Thankfully, director Peter Berg at least has the common sense to stage a brawl every 20 minutes or so to keep things lively, and he uses a bright color palette and some kinetic camera work to remind people that he was once the guy that made Friday Night Lights, and the far superior buddy comedy The Rundown. This is Berg and Wahlberg’s fifth film together after Lone Survivor, Patriots Day, Deepwater Horizon, and Mile 22, and it proves the pair should stick to films inspired by true stories. For some reason, Berg finds it necessary to show Spenser writing down simple notes like “Who killed John Boylan?” then underlining them three times for emphasis. It feels like a parody of a detective movie at times.

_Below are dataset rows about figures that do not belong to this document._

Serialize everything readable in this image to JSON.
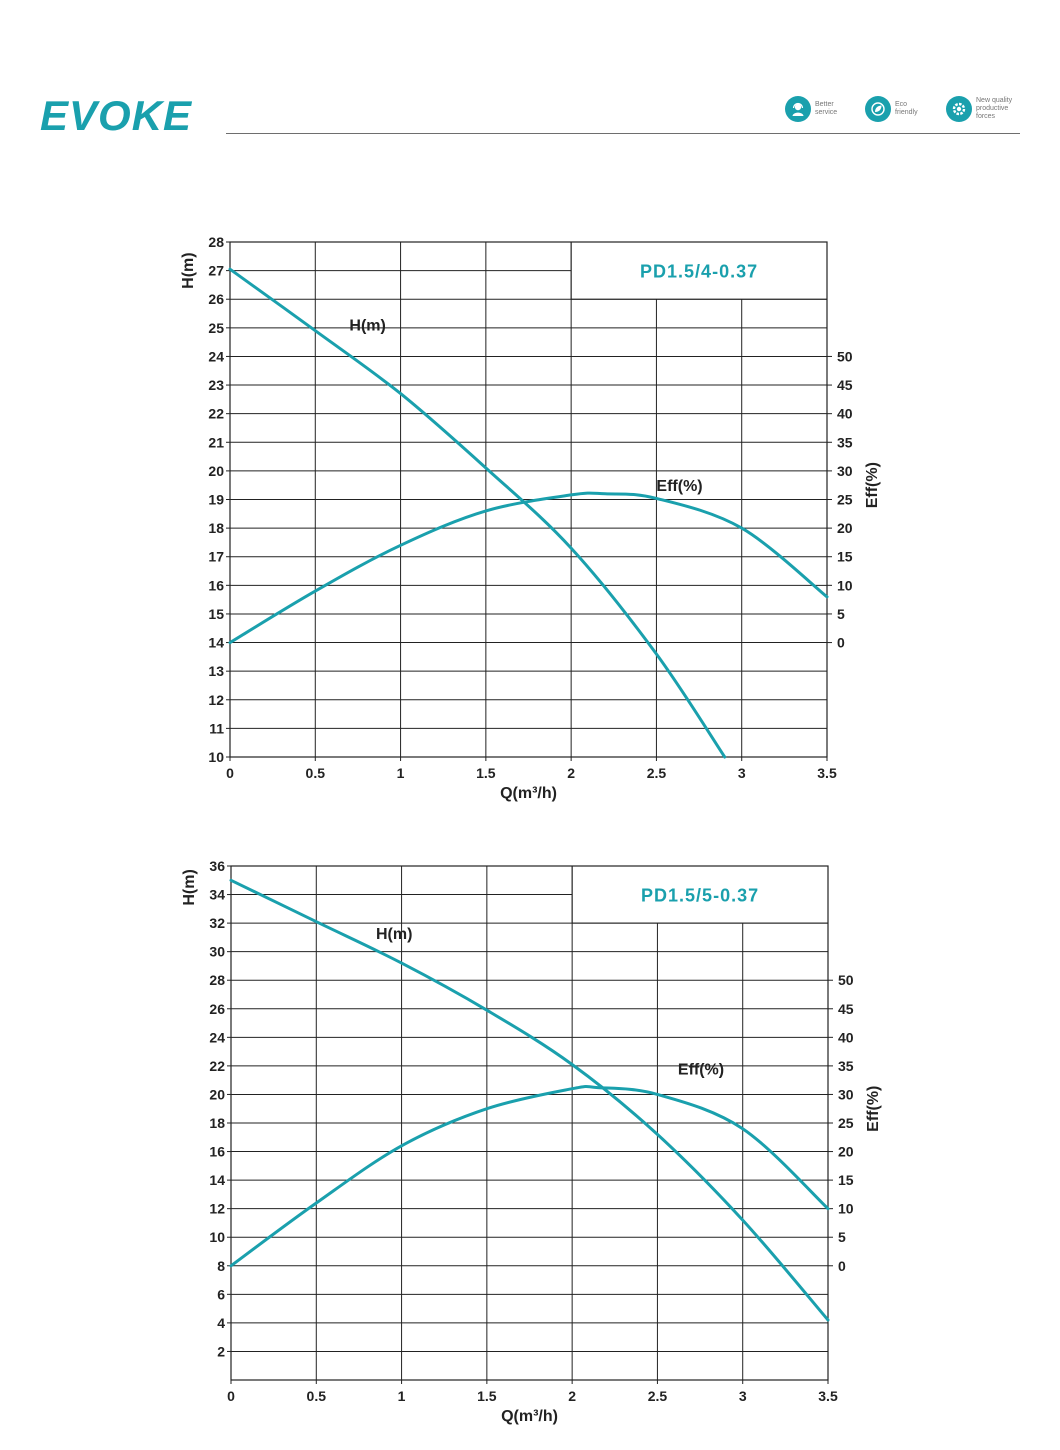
{
  "header": {
    "logo": "EVOKE",
    "badges": [
      {
        "icon": "headset-person-icon",
        "line1": "Better",
        "line2": "service",
        "line3": ""
      },
      {
        "icon": "eco-leaf-icon",
        "line1": "Eco",
        "line2": "friendly",
        "line3": ""
      },
      {
        "icon": "gear-icon",
        "line1": "New quality",
        "line2": "productive",
        "line3": "forces"
      }
    ]
  },
  "colors": {
    "accent": "#1aa0ad",
    "grid": "#222222",
    "text": "#222222"
  },
  "chart_data": [
    {
      "type": "line",
      "title": "PD1.5/4-0.37",
      "xlabel": "Q(m³/h)",
      "ylabel": "H(m)",
      "y2label": "Eff(%)",
      "xlim": [
        0,
        3.5
      ],
      "ylim": [
        10,
        28
      ],
      "y2ticks": [
        0,
        5,
        10,
        15,
        20,
        25,
        30,
        35,
        40,
        45,
        50
      ],
      "x_ticks": [
        "0",
        "0.5",
        "1",
        "1.5",
        "2",
        "2.5",
        "3",
        "3.5"
      ],
      "y_ticks": [
        "10",
        "11",
        "12",
        "13",
        "14",
        "15",
        "16",
        "17",
        "18",
        "19",
        "20",
        "21",
        "22",
        "23",
        "24",
        "25",
        "26",
        "27",
        "28"
      ],
      "grid": true,
      "series": [
        {
          "name": "H(m)",
          "axis": "left",
          "x": [
            0,
            0.5,
            1,
            1.5,
            2,
            2.5,
            2.9
          ],
          "y": [
            27.05,
            24.9,
            22.7,
            20.1,
            17.3,
            13.6,
            10
          ]
        },
        {
          "name": "Eff(%)",
          "axis": "right",
          "x": [
            0,
            0.5,
            1,
            1.5,
            2,
            2.2,
            2.5,
            3,
            3.5
          ],
          "y": [
            0,
            9,
            17,
            23,
            25.8,
            26,
            25.2,
            20,
            8
          ]
        }
      ]
    },
    {
      "type": "line",
      "title": "PD1.5/5-0.37",
      "xlabel": "Q(m³/h)",
      "ylabel": "H(m)",
      "y2label": "Eff(%)",
      "xlim": [
        0,
        3.5
      ],
      "ylim": [
        0,
        36
      ],
      "y2ticks": [
        0,
        5,
        10,
        15,
        20,
        25,
        30,
        35,
        40,
        45,
        50
      ],
      "x_ticks": [
        "0",
        "0.5",
        "1",
        "1.5",
        "2",
        "2.5",
        "3",
        "3.5"
      ],
      "y_ticks": [
        "2",
        "4",
        "6",
        "8",
        "10",
        "12",
        "14",
        "16",
        "18",
        "20",
        "22",
        "24",
        "26",
        "28",
        "30",
        "32",
        "34",
        "36"
      ],
      "grid": true,
      "series": [
        {
          "name": "H(m)",
          "axis": "left",
          "x": [
            0,
            0.5,
            1,
            1.5,
            2,
            2.5,
            3,
            3.5
          ],
          "y": [
            35,
            32.1,
            29.2,
            25.9,
            22.1,
            17.2,
            11.2,
            4.2
          ]
        },
        {
          "name": "Eff(%)",
          "axis": "right",
          "x": [
            0,
            0.5,
            1,
            1.5,
            2,
            2.15,
            2.5,
            3,
            3.5
          ],
          "y": [
            0,
            11,
            21,
            27.5,
            31,
            31.2,
            30,
            24,
            10
          ]
        }
      ]
    }
  ]
}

Speaking of a parody, comedian Iliza Shlesinger plays Spenser’s love interest as if she’s trying to recreate Heidi Gardner’s SNL character Angel, Every Boxer’s Girlfriend. She does manage to deliver a funny Batman analogy, one of the only jokes that the movie pulls off, but points deducted for her randomly howling “Go Sox!” during a sex scene. Alan Arkin, Bokeem Woodbine, and Marc Maron all give solid supporting performances, but even they can’t make some of these groan-worthy lines work. If Marc Maron serving as an exposition machine is one of the bright spots of your movie, that’s not great.
Spenser Confidential ends in a way that suggests that those involved hope to make a sequel, and that’s about as baffling as the film’s extended sequence of Wahlberg fighting off a dog. If one wants to watch a movie in the style of Spenser Confidential, they would be better off skipping to the end of the credits and watching whatever Netflix’s algorithm serves up next instead. It’s inconceivable that it’d be as half-baked as this movie. Case closed.